Please keep the following in mind:

1. The slave will be powered at the datasheet specified voltage level may be other than  the master. Here, DHT is connected to 5V and the MSP is on the 3V3

2. Connect the pull up resistor of 5K on the Data line

3. Please ensure you have the capacitor connected to avoid any voltage dropouts

4. For DHT11, you have to allow sufficient gaps before you can re initiate another set of data from the sensor. please go through the datasheet of the slave thoroughly before you use it.

HERE IS THE CONNECTIONS (HARD WIRE SIDE):

Here is the small code snippet that you can simply insert inside your code. Need not create a separate header or source file.

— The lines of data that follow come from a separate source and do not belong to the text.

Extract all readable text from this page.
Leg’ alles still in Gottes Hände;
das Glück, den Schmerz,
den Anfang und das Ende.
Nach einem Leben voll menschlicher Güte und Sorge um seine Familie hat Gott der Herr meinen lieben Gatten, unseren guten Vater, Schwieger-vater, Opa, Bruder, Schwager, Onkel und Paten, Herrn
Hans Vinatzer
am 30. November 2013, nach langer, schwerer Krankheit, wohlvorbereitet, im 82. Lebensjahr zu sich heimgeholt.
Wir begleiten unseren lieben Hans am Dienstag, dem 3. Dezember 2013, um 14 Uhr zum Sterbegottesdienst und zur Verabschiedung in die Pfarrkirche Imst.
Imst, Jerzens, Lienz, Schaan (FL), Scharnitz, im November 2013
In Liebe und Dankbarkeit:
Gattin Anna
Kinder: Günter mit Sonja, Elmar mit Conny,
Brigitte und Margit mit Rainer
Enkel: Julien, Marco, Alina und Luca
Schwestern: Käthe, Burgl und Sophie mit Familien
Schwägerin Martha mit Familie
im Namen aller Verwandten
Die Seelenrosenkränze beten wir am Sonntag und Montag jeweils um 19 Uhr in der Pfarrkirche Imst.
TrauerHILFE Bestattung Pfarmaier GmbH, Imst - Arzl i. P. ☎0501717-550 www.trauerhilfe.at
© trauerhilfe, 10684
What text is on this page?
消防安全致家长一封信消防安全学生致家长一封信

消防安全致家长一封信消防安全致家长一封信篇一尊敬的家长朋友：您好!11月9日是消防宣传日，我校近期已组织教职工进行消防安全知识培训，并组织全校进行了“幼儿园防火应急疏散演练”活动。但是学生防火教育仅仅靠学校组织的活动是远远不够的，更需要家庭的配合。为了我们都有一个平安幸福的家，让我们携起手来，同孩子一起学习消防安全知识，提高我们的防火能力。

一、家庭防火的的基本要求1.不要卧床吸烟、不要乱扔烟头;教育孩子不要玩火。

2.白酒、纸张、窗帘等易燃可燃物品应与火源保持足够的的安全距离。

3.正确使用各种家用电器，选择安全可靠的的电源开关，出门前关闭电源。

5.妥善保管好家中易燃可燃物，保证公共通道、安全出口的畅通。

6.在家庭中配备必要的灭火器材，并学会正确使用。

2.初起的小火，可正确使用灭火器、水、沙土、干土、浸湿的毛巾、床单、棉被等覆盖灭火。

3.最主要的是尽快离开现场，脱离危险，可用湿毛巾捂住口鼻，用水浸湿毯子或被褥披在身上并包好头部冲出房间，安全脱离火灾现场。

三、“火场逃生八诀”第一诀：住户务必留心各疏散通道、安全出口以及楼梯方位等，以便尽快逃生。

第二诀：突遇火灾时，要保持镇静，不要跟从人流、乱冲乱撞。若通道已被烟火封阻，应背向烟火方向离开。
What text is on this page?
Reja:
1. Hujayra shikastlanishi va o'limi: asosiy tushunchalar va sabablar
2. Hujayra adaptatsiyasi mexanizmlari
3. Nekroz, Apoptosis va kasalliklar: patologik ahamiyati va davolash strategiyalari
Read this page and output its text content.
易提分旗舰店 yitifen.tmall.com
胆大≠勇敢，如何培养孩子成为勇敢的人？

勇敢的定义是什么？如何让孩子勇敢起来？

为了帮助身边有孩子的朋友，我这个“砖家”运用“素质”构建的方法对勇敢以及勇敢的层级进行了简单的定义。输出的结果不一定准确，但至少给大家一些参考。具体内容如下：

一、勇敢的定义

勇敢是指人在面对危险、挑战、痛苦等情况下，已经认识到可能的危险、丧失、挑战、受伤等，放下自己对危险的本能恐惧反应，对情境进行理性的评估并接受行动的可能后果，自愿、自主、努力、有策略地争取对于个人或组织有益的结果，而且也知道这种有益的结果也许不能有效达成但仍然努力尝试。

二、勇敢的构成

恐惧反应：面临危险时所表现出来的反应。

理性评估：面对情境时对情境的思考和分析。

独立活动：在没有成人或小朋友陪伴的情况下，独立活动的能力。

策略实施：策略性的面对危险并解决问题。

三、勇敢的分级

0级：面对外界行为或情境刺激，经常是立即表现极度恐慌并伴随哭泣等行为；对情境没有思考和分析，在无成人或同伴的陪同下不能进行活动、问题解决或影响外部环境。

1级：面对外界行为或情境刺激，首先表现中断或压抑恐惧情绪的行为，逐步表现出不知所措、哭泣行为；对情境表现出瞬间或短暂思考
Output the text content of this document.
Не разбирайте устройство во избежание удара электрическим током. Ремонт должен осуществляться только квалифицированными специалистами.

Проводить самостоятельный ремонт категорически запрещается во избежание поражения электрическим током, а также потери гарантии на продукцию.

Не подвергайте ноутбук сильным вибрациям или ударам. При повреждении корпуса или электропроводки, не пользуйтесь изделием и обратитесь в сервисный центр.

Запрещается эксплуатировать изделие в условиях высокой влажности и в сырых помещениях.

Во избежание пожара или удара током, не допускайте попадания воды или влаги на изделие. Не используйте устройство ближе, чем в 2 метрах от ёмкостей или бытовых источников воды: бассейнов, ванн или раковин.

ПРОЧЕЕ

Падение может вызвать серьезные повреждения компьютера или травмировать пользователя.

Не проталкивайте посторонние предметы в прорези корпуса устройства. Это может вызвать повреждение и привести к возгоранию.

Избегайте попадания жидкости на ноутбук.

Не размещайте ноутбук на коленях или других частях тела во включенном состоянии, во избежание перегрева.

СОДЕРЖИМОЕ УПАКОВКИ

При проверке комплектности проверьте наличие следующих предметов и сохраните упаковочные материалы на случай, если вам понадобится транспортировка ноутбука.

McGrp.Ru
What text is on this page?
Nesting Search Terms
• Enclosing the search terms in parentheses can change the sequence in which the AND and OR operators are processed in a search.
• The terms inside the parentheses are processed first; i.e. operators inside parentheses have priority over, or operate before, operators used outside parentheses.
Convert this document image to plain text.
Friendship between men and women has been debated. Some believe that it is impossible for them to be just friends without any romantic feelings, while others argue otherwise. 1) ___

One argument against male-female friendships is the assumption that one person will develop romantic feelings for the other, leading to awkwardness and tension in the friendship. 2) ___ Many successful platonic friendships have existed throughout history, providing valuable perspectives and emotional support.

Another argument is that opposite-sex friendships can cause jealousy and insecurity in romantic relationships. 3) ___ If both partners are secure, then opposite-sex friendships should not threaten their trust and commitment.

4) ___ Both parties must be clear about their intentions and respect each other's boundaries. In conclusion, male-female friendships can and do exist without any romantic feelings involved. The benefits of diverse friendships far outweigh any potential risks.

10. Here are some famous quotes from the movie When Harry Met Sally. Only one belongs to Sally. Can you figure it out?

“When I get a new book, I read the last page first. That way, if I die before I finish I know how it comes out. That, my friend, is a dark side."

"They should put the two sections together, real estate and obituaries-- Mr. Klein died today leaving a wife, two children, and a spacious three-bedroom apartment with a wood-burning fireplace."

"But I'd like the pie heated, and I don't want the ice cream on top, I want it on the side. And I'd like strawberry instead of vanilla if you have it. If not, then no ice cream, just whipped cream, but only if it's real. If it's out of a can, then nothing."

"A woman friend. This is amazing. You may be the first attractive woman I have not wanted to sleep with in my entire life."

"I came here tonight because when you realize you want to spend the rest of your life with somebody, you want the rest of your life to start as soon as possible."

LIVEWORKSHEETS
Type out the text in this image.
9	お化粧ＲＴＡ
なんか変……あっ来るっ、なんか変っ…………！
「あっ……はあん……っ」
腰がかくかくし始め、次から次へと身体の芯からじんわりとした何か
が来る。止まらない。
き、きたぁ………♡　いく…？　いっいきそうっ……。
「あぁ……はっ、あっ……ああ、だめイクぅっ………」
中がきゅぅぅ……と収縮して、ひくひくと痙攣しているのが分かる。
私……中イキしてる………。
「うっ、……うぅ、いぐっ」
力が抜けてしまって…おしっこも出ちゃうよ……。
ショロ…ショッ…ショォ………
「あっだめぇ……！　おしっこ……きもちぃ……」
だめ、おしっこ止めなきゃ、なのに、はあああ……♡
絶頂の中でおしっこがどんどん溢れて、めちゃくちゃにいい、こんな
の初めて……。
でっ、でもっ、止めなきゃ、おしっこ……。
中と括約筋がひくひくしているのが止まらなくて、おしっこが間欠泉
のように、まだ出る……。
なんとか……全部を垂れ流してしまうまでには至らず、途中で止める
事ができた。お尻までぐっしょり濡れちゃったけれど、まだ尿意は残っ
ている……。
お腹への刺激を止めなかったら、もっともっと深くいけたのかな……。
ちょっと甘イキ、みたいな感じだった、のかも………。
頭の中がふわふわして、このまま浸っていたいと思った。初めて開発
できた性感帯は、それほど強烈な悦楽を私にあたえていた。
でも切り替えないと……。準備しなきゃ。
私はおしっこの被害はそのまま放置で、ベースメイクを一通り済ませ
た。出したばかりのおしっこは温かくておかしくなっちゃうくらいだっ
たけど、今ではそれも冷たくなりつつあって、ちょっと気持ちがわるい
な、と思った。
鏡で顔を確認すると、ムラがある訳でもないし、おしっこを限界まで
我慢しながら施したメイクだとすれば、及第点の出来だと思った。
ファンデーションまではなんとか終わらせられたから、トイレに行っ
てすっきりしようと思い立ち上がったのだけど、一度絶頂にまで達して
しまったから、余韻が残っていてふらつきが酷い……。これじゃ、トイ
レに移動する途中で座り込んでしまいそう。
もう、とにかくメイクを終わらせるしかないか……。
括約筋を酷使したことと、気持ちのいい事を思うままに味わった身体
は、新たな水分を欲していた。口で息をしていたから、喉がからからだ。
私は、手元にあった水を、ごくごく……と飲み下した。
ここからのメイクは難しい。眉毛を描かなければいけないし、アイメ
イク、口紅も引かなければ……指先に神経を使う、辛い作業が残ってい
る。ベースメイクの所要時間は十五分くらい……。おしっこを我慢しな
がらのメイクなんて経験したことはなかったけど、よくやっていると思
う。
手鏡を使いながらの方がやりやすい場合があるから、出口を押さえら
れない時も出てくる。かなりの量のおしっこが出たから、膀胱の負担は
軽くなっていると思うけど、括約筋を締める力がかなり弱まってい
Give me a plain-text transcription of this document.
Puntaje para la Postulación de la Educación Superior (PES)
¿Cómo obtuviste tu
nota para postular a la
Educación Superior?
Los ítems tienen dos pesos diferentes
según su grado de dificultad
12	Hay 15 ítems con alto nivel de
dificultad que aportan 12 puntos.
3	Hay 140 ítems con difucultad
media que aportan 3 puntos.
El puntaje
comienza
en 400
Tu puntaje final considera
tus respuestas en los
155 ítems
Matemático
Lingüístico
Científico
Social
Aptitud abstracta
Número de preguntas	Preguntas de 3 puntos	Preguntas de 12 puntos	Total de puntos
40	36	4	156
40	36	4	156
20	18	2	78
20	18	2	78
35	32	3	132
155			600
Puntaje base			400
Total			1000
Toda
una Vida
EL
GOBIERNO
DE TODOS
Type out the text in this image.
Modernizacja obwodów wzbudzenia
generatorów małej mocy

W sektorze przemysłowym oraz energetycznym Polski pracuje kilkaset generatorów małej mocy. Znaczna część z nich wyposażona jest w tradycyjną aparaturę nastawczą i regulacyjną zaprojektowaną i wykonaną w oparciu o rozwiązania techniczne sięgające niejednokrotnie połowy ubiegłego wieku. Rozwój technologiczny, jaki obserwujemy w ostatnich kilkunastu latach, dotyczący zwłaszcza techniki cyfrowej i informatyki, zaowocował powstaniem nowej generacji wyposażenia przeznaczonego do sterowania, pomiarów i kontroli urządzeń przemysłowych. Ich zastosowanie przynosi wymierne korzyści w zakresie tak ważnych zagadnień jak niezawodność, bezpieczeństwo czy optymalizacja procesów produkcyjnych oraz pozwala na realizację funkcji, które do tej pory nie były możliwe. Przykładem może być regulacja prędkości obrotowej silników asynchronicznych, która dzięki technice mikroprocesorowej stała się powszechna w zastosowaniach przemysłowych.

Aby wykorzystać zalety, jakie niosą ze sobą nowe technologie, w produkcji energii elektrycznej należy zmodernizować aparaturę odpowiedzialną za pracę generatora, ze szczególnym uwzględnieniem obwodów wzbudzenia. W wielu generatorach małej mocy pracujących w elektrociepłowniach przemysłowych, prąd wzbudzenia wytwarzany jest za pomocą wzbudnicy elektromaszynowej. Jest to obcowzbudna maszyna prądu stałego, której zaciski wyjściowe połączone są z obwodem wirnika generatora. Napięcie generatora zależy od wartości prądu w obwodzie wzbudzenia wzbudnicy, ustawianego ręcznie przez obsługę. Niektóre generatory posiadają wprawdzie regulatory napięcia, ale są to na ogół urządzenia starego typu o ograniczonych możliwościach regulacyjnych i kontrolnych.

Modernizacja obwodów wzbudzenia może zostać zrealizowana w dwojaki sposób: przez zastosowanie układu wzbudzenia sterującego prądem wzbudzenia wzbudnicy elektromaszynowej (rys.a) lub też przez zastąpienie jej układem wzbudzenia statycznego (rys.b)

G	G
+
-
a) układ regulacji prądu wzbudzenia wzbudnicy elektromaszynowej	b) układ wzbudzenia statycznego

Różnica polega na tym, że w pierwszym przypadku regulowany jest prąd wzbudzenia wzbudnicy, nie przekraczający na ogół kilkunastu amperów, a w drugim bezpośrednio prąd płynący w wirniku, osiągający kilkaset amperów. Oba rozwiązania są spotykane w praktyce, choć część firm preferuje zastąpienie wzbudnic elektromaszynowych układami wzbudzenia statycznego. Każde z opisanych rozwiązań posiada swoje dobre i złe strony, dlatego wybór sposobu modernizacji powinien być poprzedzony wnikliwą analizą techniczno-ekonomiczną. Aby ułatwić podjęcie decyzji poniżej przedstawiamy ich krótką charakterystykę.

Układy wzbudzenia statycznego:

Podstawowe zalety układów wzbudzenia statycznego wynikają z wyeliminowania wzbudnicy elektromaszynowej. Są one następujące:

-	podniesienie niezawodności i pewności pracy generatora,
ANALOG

//////////////////////////DHT11 handler/////////////////////////////////////////

bool dht11(void)
{
volatile int elapsed_time=0,bit_cnt;
volatile unsigned char temp;
bool data_validity = false;
P1DIR |= DHT11; // Makes the pin OUTput
P1OUT &= ~DHT11;// Start condition generation for DHT11
_delay_cycles(2000); // delays 1 milisecond for each scan
P1OUT |= DHT11;// Start condition generation for DHT11
P1DIR &= ~DHT11; // Makes the pin input
P1IFG &= ~DHT11; // Clears pin flag, if high
while((P1IN&DHT11)==DHT11); // wait till the slave puls the pin low
///////////////// DHT11 has responded /////////////////////////////
do {
elapsed_time++; // check if the elapsed time = 80 uS
} while ((P1IN&DHT11)==0);
if(elapsed_time <=10)
{
elapsed_time = 0;
do {
elapsed_time++; // check if the elapsed time = 80 uS
} while ((P1IN&DHT11)==DHT11);
if(elapsed_time <=10)// check if the elapsed time = 80 uS
{
///////// humidity integer/////////////
for(bit_cnt=0;bit_cnt <8;bit_cnt++) // for humidity first byte
{
while ((P1IN&DHT11)==0); // skip the lower 50 uS part
elapsed_time = 0;
do {
elapsed_time++; // check if the elapsed time = 80 uS
} while ((P1IN&DHT11)==DHT11);
if(elapsed_time >5)
{
hum_int |= 0x01;
hum_int <<= 1;
}
else
{
hum_int &= ~0x01;
hum_int <<= 1;
}
}
///////// humidity decimal/////////////
for(bit_cnt=0;bit_cnt <8;bit_cnt++) // for humidity first byte
{
while ((P1IN&DHT11)==0); // skip the lower 50 uS part
elapsed_time = 0;
do {
elapsed_time++; // check if the elapsed time = 80 uS
} while ((P1IN&DHT11)==DHT11);
if(elapsed_time >5)
{
hum_decimals |= 0x01;
hum_decimals <<= 1;
}
else
{
hum_decimals &= ~0x01;
hum_decimals <<= 1;
}
}
///////// temperature integer/////////////
for(bit_cnt=0;bit_cnt <8;bit_cnt++) // for humidity first byte
{
while ((P1IN&DHT11)==0); // skip the lower 50 uS part
elapsed_time = 0;
do {
elapsed_time++; // check if the elapsed time = 80 uS
} while ((P1IN&DHT11)==DHT11);
if(elapsed_time >5)
{
tmp_int |= 0x01;
tmp_int <<= 1;
}
else
{
tmp_int &= ~0x01;
tmp_int <<= 1;
}
}
///////// temperature decimal/////////////
for(bit_cnt=0;bit_cnt <8;bit_cnt++) // for humidity first byte
{
while ((P1IN&DHT11)==0); // skip the lower 50 uS part
elapsed_time = 0;
do {
elapsed_time++; // check if the elapsed time = 80 uS
} while ((P1IN&DHT11)==DHT11);
if(elapsed_time >5)
{
tmp_decimals |= 0x01;
tmp_decimals <<= 1;
}
else
{
tmp_decimals &= ~0x01;
tmp_decimals <<= 1;
}
}
/////////Parity/////////////
for(bit_cnt=0;bit_cnt <8;bit_cnt++) // for humidity first byte
{
while ((P1IN&DHT11)==0); // skip the lower 50 uS part
elapsed_time = 0;
do {
elapsed_time++; // check if the elapsed time = 80 uS
} while ((P1IN&DHT11)==DHT11);
if(elapsed_time >5)
{
parity |= 0x01;
parity <<= 1;
}
else
{
parity &= ~0x01;
parity <<= 1;
}
}
}

}
parity_calc = hum_int+hum_decimals+tmp_int+tmp_decimals;
// if(hum_int<=0x4C)
// {
// humidity_low= true;
// }
// else
// {
// humidity_high= true;
// }
if(parity_calc == parity)
{
data_validity = true;

}
return data_validity;

}

//////////////////////////////////////////////////////////////////////////////////////////

Declare the following variables as given below:

#define DHT11 BIT3

unsigned char hum_int,hum_decimals,tmp_int,tmp_decimals,parity,parity_calc;

///////////////////////////////////////////////////////////////////////////////////////////

I hope the instructions are quite self explanatory. the return data_validity checks the checksum and returns a "true" when the checksum matches.